Writer | Rachel White
Treks to thundering waterfalls before soaking in natural hot springs. Black sand beaches and erupting volcanos. Northern lights and whale watching. Towering glaciers and Viking culture. The energy here — the geothermal kind — is palpable. No place on earth captures the imagination quite like the land of fire and ice. Welcome to Iceland.
The first stop to shake off the jet lag should be a soak in some hot springs. There are many throughout the country but most people fly into Reykjavik and visit the iconic Blue Lagoon located just outside the capital. While there, enjoy the steamy azure waters, optional spa treatments and swim-up bars.

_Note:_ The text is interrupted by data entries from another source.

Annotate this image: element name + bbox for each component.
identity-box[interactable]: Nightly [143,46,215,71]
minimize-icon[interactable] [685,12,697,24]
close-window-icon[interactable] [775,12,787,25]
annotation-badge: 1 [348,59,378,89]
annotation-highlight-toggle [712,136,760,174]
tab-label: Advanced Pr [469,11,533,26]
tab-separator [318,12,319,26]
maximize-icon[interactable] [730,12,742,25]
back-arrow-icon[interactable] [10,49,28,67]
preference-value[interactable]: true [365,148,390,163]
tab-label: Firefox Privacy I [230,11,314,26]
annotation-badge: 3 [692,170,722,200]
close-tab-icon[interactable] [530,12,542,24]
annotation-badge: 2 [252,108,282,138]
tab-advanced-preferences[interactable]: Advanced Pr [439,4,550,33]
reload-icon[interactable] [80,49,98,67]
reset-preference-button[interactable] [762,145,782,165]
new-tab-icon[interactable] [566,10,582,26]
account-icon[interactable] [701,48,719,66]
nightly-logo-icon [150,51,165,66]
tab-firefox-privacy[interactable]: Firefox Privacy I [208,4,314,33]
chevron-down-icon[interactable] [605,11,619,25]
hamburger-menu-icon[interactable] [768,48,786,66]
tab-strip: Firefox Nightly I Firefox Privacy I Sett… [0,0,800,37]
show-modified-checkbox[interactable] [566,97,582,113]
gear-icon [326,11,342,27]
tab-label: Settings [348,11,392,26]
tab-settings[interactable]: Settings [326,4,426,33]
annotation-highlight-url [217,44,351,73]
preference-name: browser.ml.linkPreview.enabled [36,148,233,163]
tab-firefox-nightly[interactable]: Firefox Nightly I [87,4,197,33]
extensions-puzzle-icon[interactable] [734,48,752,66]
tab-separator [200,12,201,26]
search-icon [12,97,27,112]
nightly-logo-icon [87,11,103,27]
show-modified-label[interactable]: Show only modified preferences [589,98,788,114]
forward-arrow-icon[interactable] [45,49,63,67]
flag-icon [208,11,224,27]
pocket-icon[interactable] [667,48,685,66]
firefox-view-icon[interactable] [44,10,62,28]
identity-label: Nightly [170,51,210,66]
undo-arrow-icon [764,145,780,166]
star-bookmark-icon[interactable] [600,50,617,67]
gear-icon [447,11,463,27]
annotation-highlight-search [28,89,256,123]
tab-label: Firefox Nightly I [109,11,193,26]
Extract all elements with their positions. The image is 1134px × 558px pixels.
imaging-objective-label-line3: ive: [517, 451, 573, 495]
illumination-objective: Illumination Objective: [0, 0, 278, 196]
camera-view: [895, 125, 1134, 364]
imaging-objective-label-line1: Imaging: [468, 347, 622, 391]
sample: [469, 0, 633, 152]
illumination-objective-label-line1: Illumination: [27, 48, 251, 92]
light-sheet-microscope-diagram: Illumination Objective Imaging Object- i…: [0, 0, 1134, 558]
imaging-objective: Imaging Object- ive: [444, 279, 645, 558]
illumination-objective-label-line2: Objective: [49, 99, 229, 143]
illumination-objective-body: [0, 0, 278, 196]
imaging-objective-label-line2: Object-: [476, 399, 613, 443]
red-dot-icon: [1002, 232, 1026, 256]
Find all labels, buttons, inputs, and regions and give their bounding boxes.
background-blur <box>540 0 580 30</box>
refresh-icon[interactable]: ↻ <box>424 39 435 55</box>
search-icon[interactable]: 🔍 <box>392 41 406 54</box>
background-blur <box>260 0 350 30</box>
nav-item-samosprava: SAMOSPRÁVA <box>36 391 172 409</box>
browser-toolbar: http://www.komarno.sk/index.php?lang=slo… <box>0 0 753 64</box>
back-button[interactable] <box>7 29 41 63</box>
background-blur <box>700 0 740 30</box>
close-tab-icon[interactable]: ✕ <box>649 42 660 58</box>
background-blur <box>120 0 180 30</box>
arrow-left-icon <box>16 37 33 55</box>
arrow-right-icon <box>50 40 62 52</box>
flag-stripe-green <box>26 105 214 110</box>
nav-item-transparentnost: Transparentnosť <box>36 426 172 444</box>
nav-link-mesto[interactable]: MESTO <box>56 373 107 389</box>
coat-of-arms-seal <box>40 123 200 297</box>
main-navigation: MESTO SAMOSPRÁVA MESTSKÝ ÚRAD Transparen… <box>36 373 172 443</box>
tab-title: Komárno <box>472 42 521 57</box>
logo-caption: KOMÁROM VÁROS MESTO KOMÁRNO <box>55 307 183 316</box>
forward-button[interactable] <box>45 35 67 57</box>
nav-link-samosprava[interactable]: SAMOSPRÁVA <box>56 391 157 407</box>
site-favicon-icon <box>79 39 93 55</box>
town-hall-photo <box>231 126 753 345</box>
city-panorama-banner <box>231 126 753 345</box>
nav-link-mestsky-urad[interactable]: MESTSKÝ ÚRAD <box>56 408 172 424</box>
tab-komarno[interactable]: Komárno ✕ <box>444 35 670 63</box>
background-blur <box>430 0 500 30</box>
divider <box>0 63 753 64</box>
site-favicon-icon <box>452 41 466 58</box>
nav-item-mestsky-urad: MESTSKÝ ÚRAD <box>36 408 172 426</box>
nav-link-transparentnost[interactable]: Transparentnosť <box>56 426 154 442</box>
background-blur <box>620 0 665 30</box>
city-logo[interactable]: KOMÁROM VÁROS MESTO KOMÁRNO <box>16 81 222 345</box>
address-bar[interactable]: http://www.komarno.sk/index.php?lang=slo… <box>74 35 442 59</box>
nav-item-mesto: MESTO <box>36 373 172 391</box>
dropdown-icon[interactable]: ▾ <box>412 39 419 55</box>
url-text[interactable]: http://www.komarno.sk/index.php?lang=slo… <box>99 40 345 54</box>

During your journey, check out some of these off-the-beaten-path options on your trip as well. The luxe Sky Lagoon is a newer spa that’s close to the capital, with an infinity pool that makes you feel like you’re on the edge of the Atlantic. Stay until sunset for incredible views of Kàrsnes Harbour below. If you want to go a more natural route, try out Reykjadalur, where you’ll hike almost two miles through verdant “Steam Valley,” past bubbling mud pools and a breathtaking waterfall before reaching the swimmable 104-degree Fahrenheit river. Head north to check out the Geosea Geothermal Sea Baths, where if you come at the right time of year, and look toward the Arctic Circle, you may be lucky enough to see the northern lights.
The aurora borealis is never guaranteed, but Iceland is one of the best places to see the swirling, dancing green and purple lights in the night sky. If you’re staying near the capital, the city’s lights make it difficult to see the lights in the sky, but there are guided tours that will take you to the places where you’re most likely to see those amazing northern lights. It’s easiest to spot between September and March, when the nights are longer. Make sure to avoid a full moon when planning your trip; the light will make you unable to see them.
If you choose to go in the summer, a whale-watching expedition is an awesome opportunity to see these giants in their natural environment. Humpback sightings are common, as are Minke, but you can even see orcas and blue whales on a cruise along the coast. The storybook town of Husavik is one of the best places to embark on a tour, with a high likelihood of seeing a whale.
For an other-worldly adventure, head to Jökulsárlón Lagoon to see the stunning sculptural blue and white glaciers. You can zip around the bay on a zodiac boat tour, weaving between chunks of ice, where you may also see seals and terns swooping into the boat. While you’re there head to Diamond Beach, where pieces of the glacier wash up onto the black sandand glitter like diamonds. A lesser-known and more peaceful glacial lagoon is Fjallsárlón. Here you can wander the beach for up-close views of the glacier with a backdrop of stunning mountains.
Waterfalls, Geysers and Tectonic Plates
There are thousands of waterfalls in Iceland, and it’s hard to take a hike without seeing one, but there are some that you shouldn’t miss on a trip. Many tourists drive the Golden Circle, a 155-mile route that traverses Thingvellir National Park, The Geysir Geothermal Area, and a can’t-miss waterfall, Gullfoss, which literally translates into “Golden Falls.” This two-tiered fall comes from the Langjökull glacier before pouring 105 feet down into a crevasse.
While you’re driving the Golden Circle take in the Stokker Geysir which erupts every 5-10 minutes and explore the opening between the tectonic plates of Europe and North America, called the Mid-Atlantic Ridge, in Thingvellir National Park. Another waterfall worth traveling to is Goðafoss, the “waterfall of the gods.” This horseshoe-shaped fall is beautiful but also supposedly the site where Iceland officially converted to Christianity,
eschewing the Norse gods. The photogenic Skogafoss and Seljalandsfoss, which you can walk behind, are along the south coast and well worth visiting.
There are so many cool things to do in Iceland that one trip may not cover everything. There are Viking culture museums and experiences, the rock formations in the Highlands, the fuming lava fields of Leirhnjukur, or the charming coast of the Westfjords. Whatever you choose to do while you’re there, Iceland is truly a vacation that you’ll never forget.
Tips for your trip:
- Most everyone speaks English, so it’s not necessary to learn Icelandic, but knowing a few Icelandic words makes the trip more interesting and navigation a bit easier.
- It’s important to book your travel in advance. Tours, rental cars, and hotels may be scarce and more expensive if you wait.
- You can pay for pretty much everything with a credit or debit card, there is no need to bring lots of cash.
- Be prepared for all kinds of weather: the temps in summer average 55 F and the winter drops down to an average of 36 F.
- Road trips are the best trips, so rent a car and go explore!